OK, that may not be entirely factually accurate. But the point remains that breakups have always been hard, and stories about heartbreak are as old as the idea of hooking up.
So you perhaps can't entirely fault Bittergirl: The Musical, the latest show at the Royal MTC Mainstage, for not really saying anything especially new or surprising about the pain of busting up.
But you do have to give it credit for being a stylish, lively and entertaining look at being jilted through some of the best songs about love — and love lost — of the '60s and '70s.
The musical premiered in 2015, but its roots go back to the late '90s, when writers Annabel Fitzsimmons, Alison Lawrence and Mary Francis Moore decided to channel their real-life splits into a play called bittergirl. It became a hit, was followed by a self-help book called Bittergirl: Getting Over Being Dumped, and has now become Bittergirl: The Musical.
And it's easy enough to see why it's been so successful. As it follows three women, identified only as A (Rebecca Auerbach), B (Sarite Harris) and C (Alana Hibbert) from getting dumped through stages of grief and finally — not a spoiler really — to recovery, it offers up vignettes anyone who's ever had their heart broken will find woefully familiar.
There's the "binge eating and crying at home" stage; the "getting fit so he'll regret it" stage; the "let's key his car" stage. We've all been there.
But these vignettes are presented mainly through song — and, in an inspired touch, the tunes in Bittergirl are primarily girl group classics from the '60s, with a few disco-era anthems thrown in for good measure.
They run the gamut from the throes of love (The Crystals' hit And Then He Kissed Me) to shock (The Supremes' Where Did Our Love Go) to aching (Dionne Warwick's Always Something There to Remind Me) to empowerment (Gloria Gaynor's I Will Survive).
The three women belt these numbers out with gusto, showing off strong singing voices and sly comedic chops. As the Everyman — literally, since he plays all three of the dumpers — Michael Torontow likewise shows off a powerful voice, and gets some of the funniest lines and scenes in the show (his hilariously overwrought rendition of Love Hurts — complete with fog machine — drives home just how insipid the lyrics to that song really are).

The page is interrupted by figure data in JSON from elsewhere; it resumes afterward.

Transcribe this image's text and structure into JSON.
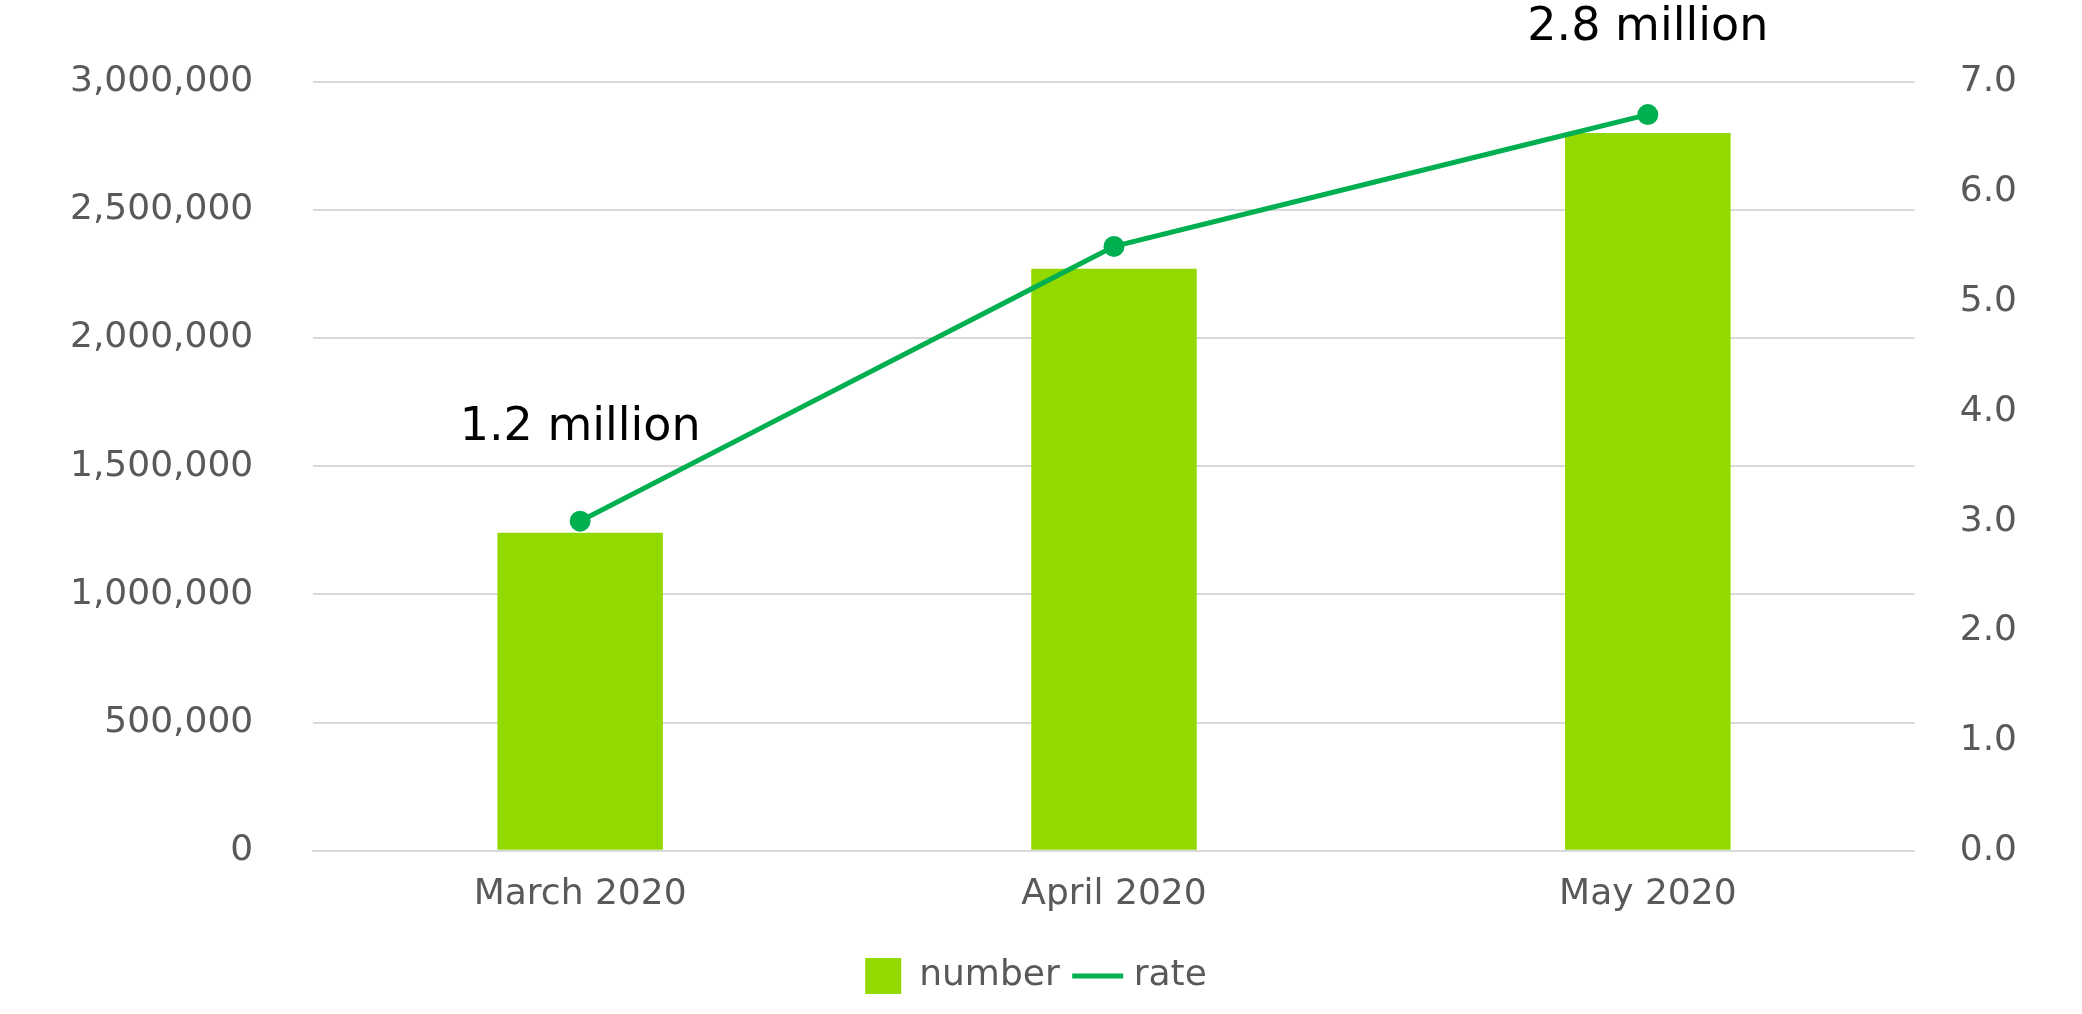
{
  "chart_data": {
    "type": "bar",
    "categories": [
      "March 2020",
      "April 2020",
      "May 2020"
    ],
    "series": [
      {
        "name": "number",
        "color": "#92d900",
        "values": [
          1240000,
          2270000,
          2800000
        ]
      },
      {
        "name": "rate",
        "type": "line",
        "axis": "y2",
        "color": "#00b050",
        "values": [
          3.0,
          5.5,
          6.7
        ],
        "marker": "circle"
      }
    ],
    "ylim": [
      0,
      3000000
    ],
    "yticks": [
      {
        "value": 0,
        "label": "0"
      },
      {
        "value": 500000,
        "label": "500,000"
      },
      {
        "value": 1000000,
        "label": "1,000,000"
      },
      {
        "value": 1500000,
        "label": "1,500,000"
      },
      {
        "value": 2000000,
        "label": "2,000,000"
      },
      {
        "value": 2500000,
        "label": "2,500,000"
      },
      {
        "value": 3000000,
        "label": "3,000,000"
      }
    ],
    "y2lim": [
      0,
      7
    ],
    "y2ticks": [
      {
        "value": 0,
        "label": "0.0"
      },
      {
        "value": 1,
        "label": "1.0"
      },
      {
        "value": 2,
        "label": "2.0"
      },
      {
        "value": 3,
        "label": "3.0"
      },
      {
        "value": 4,
        "label": "4.0"
      },
      {
        "value": 5,
        "label": "5.0"
      },
      {
        "value": 6,
        "label": "6.0"
      },
      {
        "value": 7,
        "label": "7.0"
      }
    ],
    "annotations": [
      {
        "text": "1.2 million",
        "x": "March 2020",
        "y": 1240000
      },
      {
        "text": "2.8 million",
        "x": "May 2020",
        "y": 2800000
      }
    ],
    "grid": "y",
    "legend": "bottom"
  }
}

They're backed by a four-woman band, under music director Rachel Cameron, who are tight and energetic, performing on the upper level of Charlotte Dean's eye-catching '60s-chic set.
Kimberley Rampersad's choreography is sharp, athletic and often very funny (see, for example, an exercise ball routine during a workout-themed rendition of Donna Summer's Hot Stuff). Director Krista Jackson's 105-minute (with intermission) production never lags.
Yes, there are a few cliched lines, and certainly Bittergirl is nothing if not predictable. It won't offer great revelations into the nature of heartbreak or how to deal with your own.
But if you're far enough past it to laugh, you will. And if you're not, Bittergirl just might help get you there.
Bittergirl: The Musical runs at the Royal Manitoba Theatre Centre's John Hirsch Mainstage until April 8.